Wir befinden uns wohl in einem Gebäude-brennt-Moment. Klimawandel, künstliche Intelligenz, nukleare Proliferation, institutioneller Verfall: Das sind keine Probleme, die bescheidenen Anpassungen weichen. Sie erfordern die Art von Denken, die demokratische Mittelmäßigkeit spezifisch zu verhindern entworfen wurde, weil diese Art des Denkens per Definition außerhalb des Konsenses liegt.
Was Tocqueville nicht hätte vorhersagen können
Tocqueville sah die sanfte Tyrannei der Mehrheitsmeinung. Was er nicht hätte antizipieren können, ist, wie effizient moderne Institutionen sie operationalisieren würden. Soziale Medien schaffen Konsensdurchsetzung in Echtzeit. Algorithmische Inhaltskuration füttert Menschen mit dem, was die Mehrheit bereits glaubt. Politische Umfragen erlauben Kandidaten, ihre Positionen mit chirurgischer Präzision auf den Medianwähler zu kalibrieren. Die Werkzeuge zur Kompression der Glockenkurve sind industrialisiert worden.
Das Ergebnis ist eine Rückkopplungsschleife. Demokratische Mittelmäßigkeit produziert Führungskräfte, die demokratische Mittelmäßigkeit verstärken, die Institutionen aufbauen, die nach mehr demokratischer Mittelmäßigkeit selektieren. Jeder Zyklus verengt den Filter. Jede Generation von Führungskräften ist etwas optimierter für das Überleben innerhalb des Systems und etwas weniger fähig, das System selbst in Frage zu stellen.

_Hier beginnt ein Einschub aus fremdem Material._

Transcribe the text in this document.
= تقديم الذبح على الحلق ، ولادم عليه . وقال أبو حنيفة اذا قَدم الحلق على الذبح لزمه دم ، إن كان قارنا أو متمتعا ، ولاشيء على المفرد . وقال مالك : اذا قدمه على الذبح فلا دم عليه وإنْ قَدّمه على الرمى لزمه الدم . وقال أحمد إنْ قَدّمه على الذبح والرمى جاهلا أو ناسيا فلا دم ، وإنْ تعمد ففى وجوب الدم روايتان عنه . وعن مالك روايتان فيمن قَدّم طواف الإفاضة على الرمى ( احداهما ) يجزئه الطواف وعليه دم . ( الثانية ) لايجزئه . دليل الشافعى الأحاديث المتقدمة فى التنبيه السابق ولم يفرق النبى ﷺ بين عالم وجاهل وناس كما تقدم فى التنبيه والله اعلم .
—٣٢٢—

Idiocracy stellte sich diesen Endpunkt als Komödie vor. Die Realität, wie Tocqueville verstand, ist etwas, das der Tragödie näher kommt: eine Gesellschaft, die sich langsam, komfortabel und mit voller demokratischer Legitimität in die Lähmung optimiert.
Die Glockenkurve wird nicht dümmer. Sie wird schmaler. Und in dieser Verengung verlieren wir genau die Menschen, die wir uns nicht leisten können zu verlieren.